La délégation syndicale de Shell- Guinée menace de déclencher une grève générale illimitée dans tout le pays pour, dit-on, pour exiger la satisfaction totale de ses revendications, portant sur le paiement de 22,5 milliards de francs guinéens. C'est la proposition qui a été faite jeudi soir au terme de son Assemblée Générale.

"Nous avons unanimement décidé de déclencher une grève générale illimitée dans tout le pays pour exiger la satisfaction totale de nos revendications. Pour l'instant, nous allons respecter la procédure qui sied en la matière. Nous avons déjà saisi notre centrale syndicale, l'Union Syndicale des Travailleurs de Guinée (USTG)" a soutenu un leader syndical ayant préféré l'anonymat.
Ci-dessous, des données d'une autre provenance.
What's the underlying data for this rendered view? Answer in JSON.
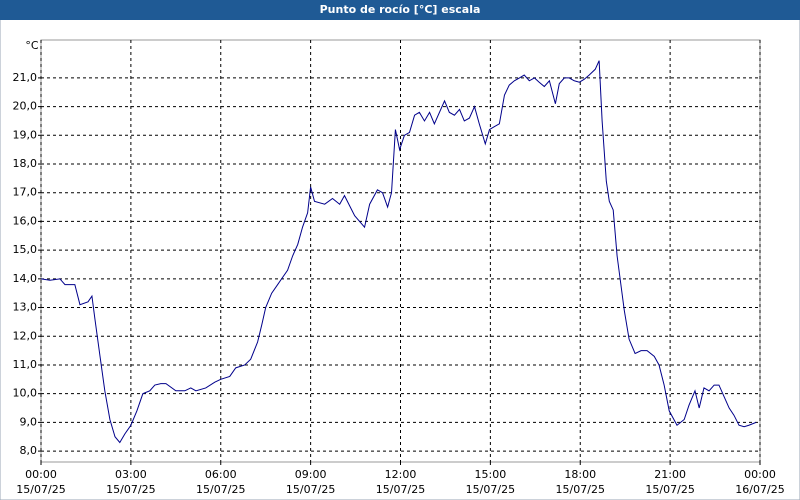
{
  "chart_data": {
    "type": "line",
    "title": "Punto de rocío [°C] escala",
    "y_label": "°C",
    "series": [
      {
        "name": "Punto de rocío",
        "color": "#00008b",
        "x": [
          0,
          0.3,
          0.63,
          0.8,
          1.13,
          1.3,
          1.57,
          1.7,
          1.8,
          1.97,
          2.13,
          2.3,
          2.47,
          2.63,
          2.8,
          3,
          3.2,
          3.4,
          3.63,
          3.8,
          4,
          4.17,
          4.5,
          4.8,
          5,
          5.17,
          5.5,
          5.8,
          6,
          6.3,
          6.5,
          6.8,
          7,
          7.23,
          7.37,
          7.5,
          7.7,
          7.9,
          8.03,
          8.23,
          8.4,
          8.57,
          8.73,
          8.9,
          9,
          9.13,
          9.47,
          9.73,
          9.97,
          10.13,
          10.47,
          10.8,
          10.97,
          11.23,
          11.4,
          11.57,
          11.7,
          11.83,
          11.97,
          12.13,
          12.3,
          12.47,
          12.63,
          12.8,
          12.97,
          13.13,
          13.47,
          13.63,
          13.8,
          13.97,
          14.13,
          14.3,
          14.47,
          14.63,
          14.83,
          14.97,
          15.13,
          15.3,
          15.47,
          15.63,
          15.8,
          15.97,
          16.13,
          16.3,
          16.47,
          16.63,
          16.8,
          16.97,
          17.17,
          17.3,
          17.47,
          17.63,
          17.8,
          17.97,
          18.13,
          18.3,
          18.5,
          18.63,
          18.73,
          18.87,
          18.97,
          19.1,
          19.23,
          19.47,
          19.63,
          19.83,
          20.03,
          20.23,
          20.47,
          20.63,
          20.8,
          20.97,
          21.23,
          21.47,
          21.63,
          21.83,
          21.97,
          22.13,
          22.3,
          22.47,
          22.63,
          22.8,
          22.97,
          23.13,
          23.3,
          23.47,
          23.63,
          23.87
        ],
        "values": [
          14.0,
          13.95,
          14.0,
          13.8,
          13.8,
          13.1,
          13.2,
          13.4,
          12.6,
          11.3,
          10.1,
          9.1,
          8.5,
          8.3,
          8.6,
          8.9,
          9.4,
          10.0,
          10.1,
          10.3,
          10.35,
          10.35,
          10.1,
          10.1,
          10.2,
          10.1,
          10.2,
          10.4,
          10.5,
          10.6,
          10.9,
          11.0,
          11.2,
          11.8,
          12.4,
          13.0,
          13.5,
          13.8,
          14.0,
          14.3,
          14.8,
          15.2,
          15.8,
          16.3,
          17.2,
          16.7,
          16.6,
          16.8,
          16.6,
          16.9,
          16.2,
          15.8,
          16.6,
          17.1,
          17.0,
          16.5,
          17.0,
          19.2,
          18.5,
          19.0,
          19.1,
          19.7,
          19.8,
          19.5,
          19.8,
          19.4,
          20.2,
          19.8,
          19.7,
          19.9,
          19.5,
          19.6,
          20.0,
          19.4,
          18.7,
          19.2,
          19.3,
          19.4,
          20.4,
          20.75,
          20.9,
          21.0,
          21.1,
          20.9,
          21.0,
          20.85,
          20.7,
          20.9,
          20.1,
          20.8,
          21.0,
          21.0,
          20.9,
          20.85,
          20.95,
          21.1,
          21.3,
          21.6,
          19.5,
          17.4,
          16.7,
          16.4,
          14.8,
          12.9,
          11.9,
          11.4,
          11.5,
          11.5,
          11.3,
          11.0,
          10.3,
          9.4,
          8.9,
          9.1,
          9.6,
          10.1,
          9.5,
          10.2,
          10.1,
          10.3,
          10.3,
          9.9,
          9.5,
          9.25,
          8.9,
          8.85,
          8.9,
          9.0
        ]
      }
    ],
    "xlim": [
      0,
      24
    ],
    "ylim": [
      7.62,
      22.32
    ],
    "xticks": [
      {
        "value": 0,
        "label": "00:00",
        "date": "15/07/25"
      },
      {
        "value": 3,
        "label": "03:00",
        "date": "15/07/25"
      },
      {
        "value": 6,
        "label": "06:00",
        "date": "15/07/25"
      },
      {
        "value": 9,
        "label": "09:00",
        "date": "15/07/25"
      },
      {
        "value": 12,
        "label": "12:00",
        "date": "15/07/25"
      },
      {
        "value": 15,
        "label": "15:00",
        "date": "15/07/25"
      },
      {
        "value": 18,
        "label": "18:00",
        "date": "15/07/25"
      },
      {
        "value": 21,
        "label": "21:00",
        "date": "15/07/25"
      },
      {
        "value": 24,
        "label": "00:00",
        "date": "16/07/25"
      }
    ],
    "yticks": [
      {
        "value": 8,
        "label": "8,0"
      },
      {
        "value": 9,
        "label": "9,0"
      },
      {
        "value": 10,
        "label": "10,0"
      },
      {
        "value": 11,
        "label": "11,0"
      },
      {
        "value": 12,
        "label": "12,0"
      },
      {
        "value": 13,
        "label": "13,0"
      },
      {
        "value": 14,
        "label": "14,0"
      },
      {
        "value": 15,
        "label": "15,0"
      },
      {
        "value": 16,
        "label": "16,0"
      },
      {
        "value": 17,
        "label": "17,0"
      },
      {
        "value": 18,
        "label": "18,0"
      },
      {
        "value": 19,
        "label": "19,0"
      },
      {
        "value": 20,
        "label": "20,0"
      },
      {
        "value": 21,
        "label": "21,0"
      }
    ],
    "grid": true
  }
}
"Nous allons bloquer toutes les activités de Shell servant dans les mines à commencer par la SAG , l'ACG, le Semafo, Rio Tinto, la SOGUILIB.. .. Toutes les stations de Shell seront fermées. C'est ce que nous avons décidé ce soir. Nous sommes très remontés ", a menacé notre interlocuteur. Raison de la colère des travailleurs ? Notre source répond:

"Comme la direction générale n'utilise pas la voie légale, la direction syndicale a tenu son Assemblée Générale pour prendre la décision qui s'impose. Ce matin, nous étions à la Cour d'Appel de Conakry pour connaitre le verdict dans le contentieux qui nous oppose à la Direction Générale ".

Un contentieux judiciaire oppose les deux parties. Le fond du problème porte sur l'application du plan social issu du protocole d'accord qu'elles ont signé le 10 Mai 2006. Après une tentative de règlement à l'amiable, le contentieux a été porté au niveau du Tribunal de Première Instance (TPI) de Kaloum du 26 janvier au 9 mars 2012. Au terme du procès, l'employeur a été sommé de verser près de 22,5 milliards de francs guinéens à sa soixantaine d'employés. Mais depuis le 23 Mars 2012, c'est un autre rebondissement avec l'entrée en scène de la BICIGUI, qui est accusée d'avoir levé la saisie des 22,5 milliards de francs guinéens domiciliés dans ses comptes avant le verdict de la justice. Tout cette affaire remonte en 2009, lorsque le groupe pétrolier Shell a décidé de se retirer de la Guinée, non seulement en vendant ses actions aux deux nouveaux acquéreurs, Vitol et Helios, qui à leur tour ont fusionné en Vivio Energy, mais aussi en tentant de se séparer de sa soixantaine d'employés en violation du « Protocole d'accord » que les deux parties ont signées en 2006.